How will they benefit from this research?
The new streptavidin variants should allow stable, simple and defined-orientation protein immobilisation in biosensors, columns for purification, and protein microarrays. Bridging protein reagents robustly to DNA should enhance immunoassays, through allowing multiplexed testing and enormous amplification of signals to improve sensitivity. The new streptavidin variants may directly comprise part of a commercial product/kit, or facilitate research leading to the generation of other products. Understanding the nanoscale regulation of T cell signalling will help to understand the effects of the T cell receptor in autoimmune disease, cancer and infectious disease and so may contribute to manipulation of T cell signalling in human and veterinary medicine, which is already a highly promising therapeutic target.

The likely time-scale for commercial licensing of IP arising is in the last 6 months of the award and the year following the end of the award.

This project will provide important training for the postdoctoral researcher in:
-developing and executing a project which creates new tools and applies them in cellular signalling
-development of presentation skills, through presenting within the University and at conferences, and discussing science and commercialisation with Biotechnology companies.
-taking the course in Entrepreneurship and Innovation at Oxford University Business School
-assisting with protection of IP
-communicating their findings to a non-expert audience, including at the Oxfordshire Science Festival.

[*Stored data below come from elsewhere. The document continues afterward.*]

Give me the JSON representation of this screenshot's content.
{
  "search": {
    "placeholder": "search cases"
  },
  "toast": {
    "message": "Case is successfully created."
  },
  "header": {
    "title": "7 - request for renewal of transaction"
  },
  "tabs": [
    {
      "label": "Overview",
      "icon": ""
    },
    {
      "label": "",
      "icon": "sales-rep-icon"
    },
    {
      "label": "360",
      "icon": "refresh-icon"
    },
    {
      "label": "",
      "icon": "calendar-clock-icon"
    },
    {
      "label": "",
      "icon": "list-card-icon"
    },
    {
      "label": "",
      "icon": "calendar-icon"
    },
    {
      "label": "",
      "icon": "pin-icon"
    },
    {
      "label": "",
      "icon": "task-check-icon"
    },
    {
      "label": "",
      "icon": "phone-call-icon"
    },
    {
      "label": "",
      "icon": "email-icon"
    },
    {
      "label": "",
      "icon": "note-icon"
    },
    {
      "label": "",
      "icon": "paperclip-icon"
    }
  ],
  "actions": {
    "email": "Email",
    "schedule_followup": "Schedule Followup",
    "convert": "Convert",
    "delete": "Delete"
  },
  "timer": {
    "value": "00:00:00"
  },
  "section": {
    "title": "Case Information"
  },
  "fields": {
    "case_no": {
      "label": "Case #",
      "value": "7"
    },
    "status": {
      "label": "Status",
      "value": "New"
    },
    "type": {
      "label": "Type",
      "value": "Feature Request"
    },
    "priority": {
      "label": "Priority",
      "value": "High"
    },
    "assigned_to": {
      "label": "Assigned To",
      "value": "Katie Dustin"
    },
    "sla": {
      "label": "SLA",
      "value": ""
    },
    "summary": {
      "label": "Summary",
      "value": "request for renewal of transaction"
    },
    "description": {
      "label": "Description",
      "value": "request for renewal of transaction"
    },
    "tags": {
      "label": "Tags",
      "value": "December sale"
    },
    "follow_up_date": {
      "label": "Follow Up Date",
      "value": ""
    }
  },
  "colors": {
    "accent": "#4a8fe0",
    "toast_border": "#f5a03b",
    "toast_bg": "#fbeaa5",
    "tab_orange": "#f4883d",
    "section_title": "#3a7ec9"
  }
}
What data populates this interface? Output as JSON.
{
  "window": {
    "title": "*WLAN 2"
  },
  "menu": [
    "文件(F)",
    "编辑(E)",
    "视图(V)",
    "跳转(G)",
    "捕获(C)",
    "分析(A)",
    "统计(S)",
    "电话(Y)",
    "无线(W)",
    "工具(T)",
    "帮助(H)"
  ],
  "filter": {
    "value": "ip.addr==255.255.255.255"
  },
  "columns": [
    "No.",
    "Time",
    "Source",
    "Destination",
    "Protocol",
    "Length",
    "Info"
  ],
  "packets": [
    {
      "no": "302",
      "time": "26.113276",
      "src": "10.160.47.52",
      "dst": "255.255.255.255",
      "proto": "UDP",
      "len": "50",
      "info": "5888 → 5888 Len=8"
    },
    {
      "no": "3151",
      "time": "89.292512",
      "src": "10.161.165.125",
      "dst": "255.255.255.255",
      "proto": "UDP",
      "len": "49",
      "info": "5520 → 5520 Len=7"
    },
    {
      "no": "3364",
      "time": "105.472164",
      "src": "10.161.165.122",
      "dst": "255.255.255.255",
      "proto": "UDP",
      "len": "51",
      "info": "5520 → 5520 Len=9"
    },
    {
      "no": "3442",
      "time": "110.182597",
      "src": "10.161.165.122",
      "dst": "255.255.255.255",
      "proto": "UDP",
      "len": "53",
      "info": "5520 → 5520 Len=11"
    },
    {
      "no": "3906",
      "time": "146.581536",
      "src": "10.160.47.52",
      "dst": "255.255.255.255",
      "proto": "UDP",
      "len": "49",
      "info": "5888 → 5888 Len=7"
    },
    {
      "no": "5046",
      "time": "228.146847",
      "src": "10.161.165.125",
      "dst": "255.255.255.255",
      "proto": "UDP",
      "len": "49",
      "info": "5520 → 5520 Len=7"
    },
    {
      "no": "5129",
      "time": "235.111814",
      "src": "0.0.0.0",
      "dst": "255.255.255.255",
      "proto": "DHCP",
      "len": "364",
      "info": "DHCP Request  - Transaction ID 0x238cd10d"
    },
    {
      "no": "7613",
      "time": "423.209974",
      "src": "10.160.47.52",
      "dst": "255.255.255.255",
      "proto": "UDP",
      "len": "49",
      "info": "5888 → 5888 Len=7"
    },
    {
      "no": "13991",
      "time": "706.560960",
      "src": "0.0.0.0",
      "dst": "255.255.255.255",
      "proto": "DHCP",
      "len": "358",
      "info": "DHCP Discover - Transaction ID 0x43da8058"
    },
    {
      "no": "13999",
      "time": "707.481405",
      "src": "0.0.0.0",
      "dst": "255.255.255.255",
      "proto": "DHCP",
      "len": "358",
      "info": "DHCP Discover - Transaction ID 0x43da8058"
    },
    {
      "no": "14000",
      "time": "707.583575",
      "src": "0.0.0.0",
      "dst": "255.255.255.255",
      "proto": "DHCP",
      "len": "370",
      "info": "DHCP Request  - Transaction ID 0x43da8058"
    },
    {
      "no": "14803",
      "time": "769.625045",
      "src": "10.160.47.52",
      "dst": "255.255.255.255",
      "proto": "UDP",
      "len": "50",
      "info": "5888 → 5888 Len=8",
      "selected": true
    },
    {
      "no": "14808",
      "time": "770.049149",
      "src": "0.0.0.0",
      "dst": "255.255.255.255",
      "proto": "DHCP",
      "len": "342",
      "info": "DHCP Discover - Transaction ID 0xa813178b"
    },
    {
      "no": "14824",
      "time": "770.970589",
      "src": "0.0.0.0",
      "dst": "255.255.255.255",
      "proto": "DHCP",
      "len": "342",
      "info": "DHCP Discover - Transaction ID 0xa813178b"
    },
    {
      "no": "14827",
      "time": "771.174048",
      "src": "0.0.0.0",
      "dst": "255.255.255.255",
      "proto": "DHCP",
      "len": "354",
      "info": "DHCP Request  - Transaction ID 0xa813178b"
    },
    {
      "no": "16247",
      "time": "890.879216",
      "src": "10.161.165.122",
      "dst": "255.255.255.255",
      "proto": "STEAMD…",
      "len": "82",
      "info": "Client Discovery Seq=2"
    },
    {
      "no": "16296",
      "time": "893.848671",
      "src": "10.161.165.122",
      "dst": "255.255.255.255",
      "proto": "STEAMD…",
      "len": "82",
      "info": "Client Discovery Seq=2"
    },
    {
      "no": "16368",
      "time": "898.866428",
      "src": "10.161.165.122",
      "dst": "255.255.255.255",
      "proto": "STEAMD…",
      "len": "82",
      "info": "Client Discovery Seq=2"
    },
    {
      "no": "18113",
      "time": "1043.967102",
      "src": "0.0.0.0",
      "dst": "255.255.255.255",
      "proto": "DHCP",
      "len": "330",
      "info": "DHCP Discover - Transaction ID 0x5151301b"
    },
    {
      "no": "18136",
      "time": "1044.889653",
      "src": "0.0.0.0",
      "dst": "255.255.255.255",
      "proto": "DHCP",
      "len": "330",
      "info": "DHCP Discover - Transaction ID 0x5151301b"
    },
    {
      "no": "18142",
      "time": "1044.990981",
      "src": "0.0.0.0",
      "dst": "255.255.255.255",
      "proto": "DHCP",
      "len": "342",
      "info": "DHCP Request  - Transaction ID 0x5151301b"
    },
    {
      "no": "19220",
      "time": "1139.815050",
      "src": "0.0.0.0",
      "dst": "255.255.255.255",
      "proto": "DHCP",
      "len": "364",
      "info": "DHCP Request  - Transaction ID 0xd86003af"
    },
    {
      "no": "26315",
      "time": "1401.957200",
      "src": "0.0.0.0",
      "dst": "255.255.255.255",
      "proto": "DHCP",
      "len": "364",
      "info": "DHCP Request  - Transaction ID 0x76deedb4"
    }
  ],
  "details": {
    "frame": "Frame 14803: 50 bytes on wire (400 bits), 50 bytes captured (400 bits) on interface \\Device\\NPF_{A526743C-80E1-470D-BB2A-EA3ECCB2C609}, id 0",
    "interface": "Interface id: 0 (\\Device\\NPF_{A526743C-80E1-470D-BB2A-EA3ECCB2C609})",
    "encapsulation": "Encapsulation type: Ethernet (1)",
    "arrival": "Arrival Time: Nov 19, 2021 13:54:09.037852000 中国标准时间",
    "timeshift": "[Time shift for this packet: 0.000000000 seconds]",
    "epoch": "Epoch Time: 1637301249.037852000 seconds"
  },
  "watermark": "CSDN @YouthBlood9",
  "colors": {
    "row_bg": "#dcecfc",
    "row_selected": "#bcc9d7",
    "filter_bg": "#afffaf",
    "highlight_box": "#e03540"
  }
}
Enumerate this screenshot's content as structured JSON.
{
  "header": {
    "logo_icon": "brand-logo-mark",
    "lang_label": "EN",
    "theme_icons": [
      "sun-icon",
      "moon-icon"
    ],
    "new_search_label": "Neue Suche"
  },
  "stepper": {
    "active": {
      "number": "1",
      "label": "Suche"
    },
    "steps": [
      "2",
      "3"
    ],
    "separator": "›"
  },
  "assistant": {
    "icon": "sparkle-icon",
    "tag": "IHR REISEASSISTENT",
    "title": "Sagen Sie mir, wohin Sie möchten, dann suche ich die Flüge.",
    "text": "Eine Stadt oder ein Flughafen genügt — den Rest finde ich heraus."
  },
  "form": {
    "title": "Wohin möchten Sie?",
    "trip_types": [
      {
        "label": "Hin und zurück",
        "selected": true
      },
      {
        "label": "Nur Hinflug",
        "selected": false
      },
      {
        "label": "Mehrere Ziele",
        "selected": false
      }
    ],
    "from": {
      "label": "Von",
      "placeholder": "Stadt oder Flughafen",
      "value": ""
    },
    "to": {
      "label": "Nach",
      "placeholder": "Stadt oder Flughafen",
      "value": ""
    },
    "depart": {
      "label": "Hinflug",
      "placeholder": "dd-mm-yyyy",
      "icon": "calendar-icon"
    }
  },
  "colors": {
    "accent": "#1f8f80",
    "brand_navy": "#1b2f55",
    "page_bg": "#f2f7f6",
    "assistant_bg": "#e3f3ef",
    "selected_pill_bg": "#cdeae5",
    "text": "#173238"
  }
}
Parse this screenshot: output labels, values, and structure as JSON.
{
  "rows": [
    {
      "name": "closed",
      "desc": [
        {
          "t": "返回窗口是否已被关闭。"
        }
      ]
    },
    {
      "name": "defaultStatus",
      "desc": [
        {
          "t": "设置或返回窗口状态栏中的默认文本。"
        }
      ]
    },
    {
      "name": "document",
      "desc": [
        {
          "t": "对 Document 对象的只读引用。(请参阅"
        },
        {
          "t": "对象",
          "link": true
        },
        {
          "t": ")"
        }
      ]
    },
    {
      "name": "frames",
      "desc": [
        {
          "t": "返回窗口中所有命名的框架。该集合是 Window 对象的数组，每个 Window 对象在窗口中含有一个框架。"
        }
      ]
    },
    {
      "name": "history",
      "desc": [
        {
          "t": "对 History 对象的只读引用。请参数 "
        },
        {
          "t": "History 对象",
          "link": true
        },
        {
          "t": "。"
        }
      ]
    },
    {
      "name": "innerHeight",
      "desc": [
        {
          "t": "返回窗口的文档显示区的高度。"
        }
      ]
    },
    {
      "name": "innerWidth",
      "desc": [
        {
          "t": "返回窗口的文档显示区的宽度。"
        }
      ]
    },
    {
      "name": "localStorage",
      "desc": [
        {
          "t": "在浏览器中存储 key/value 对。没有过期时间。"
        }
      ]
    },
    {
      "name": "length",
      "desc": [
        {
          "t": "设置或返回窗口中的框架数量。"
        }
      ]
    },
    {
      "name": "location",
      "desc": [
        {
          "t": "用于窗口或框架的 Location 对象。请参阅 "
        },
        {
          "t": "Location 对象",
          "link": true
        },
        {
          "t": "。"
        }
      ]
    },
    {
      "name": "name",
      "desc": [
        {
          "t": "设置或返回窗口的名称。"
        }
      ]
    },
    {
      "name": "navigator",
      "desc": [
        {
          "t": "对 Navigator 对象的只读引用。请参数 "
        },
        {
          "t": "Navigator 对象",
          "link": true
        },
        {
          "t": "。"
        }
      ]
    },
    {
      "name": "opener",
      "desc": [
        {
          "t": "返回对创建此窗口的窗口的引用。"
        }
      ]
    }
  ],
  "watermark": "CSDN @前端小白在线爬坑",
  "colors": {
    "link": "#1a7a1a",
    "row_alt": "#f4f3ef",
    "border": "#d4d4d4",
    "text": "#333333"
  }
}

What will be done to ensure that they benefit from this research?
Publishing in high impact international journals is an effective way for us to communicate our findings to potential industrial partners. We will work with Isis Innovation, who look after Oxford University IP, to ensure protection of all new IP arising. As we achieve key results, we will communicate with the University of Oxford press office and the BBSRC and with our existing industrial contacts, to ensure that significant findings are communicated to the public and potential industrial partners. We will publish detailed protocols in open access journals to facilitate adoption of the new multiprotein assembly technologies by other users, as we have done previously for the acceptor peptide and monovalent streptavidin in Nature Protocols. We will also provide rapid e-mail feedback as we have done for the large number of laboratories using BirA, traptavidin and monovalent streptavidin for diverse applications.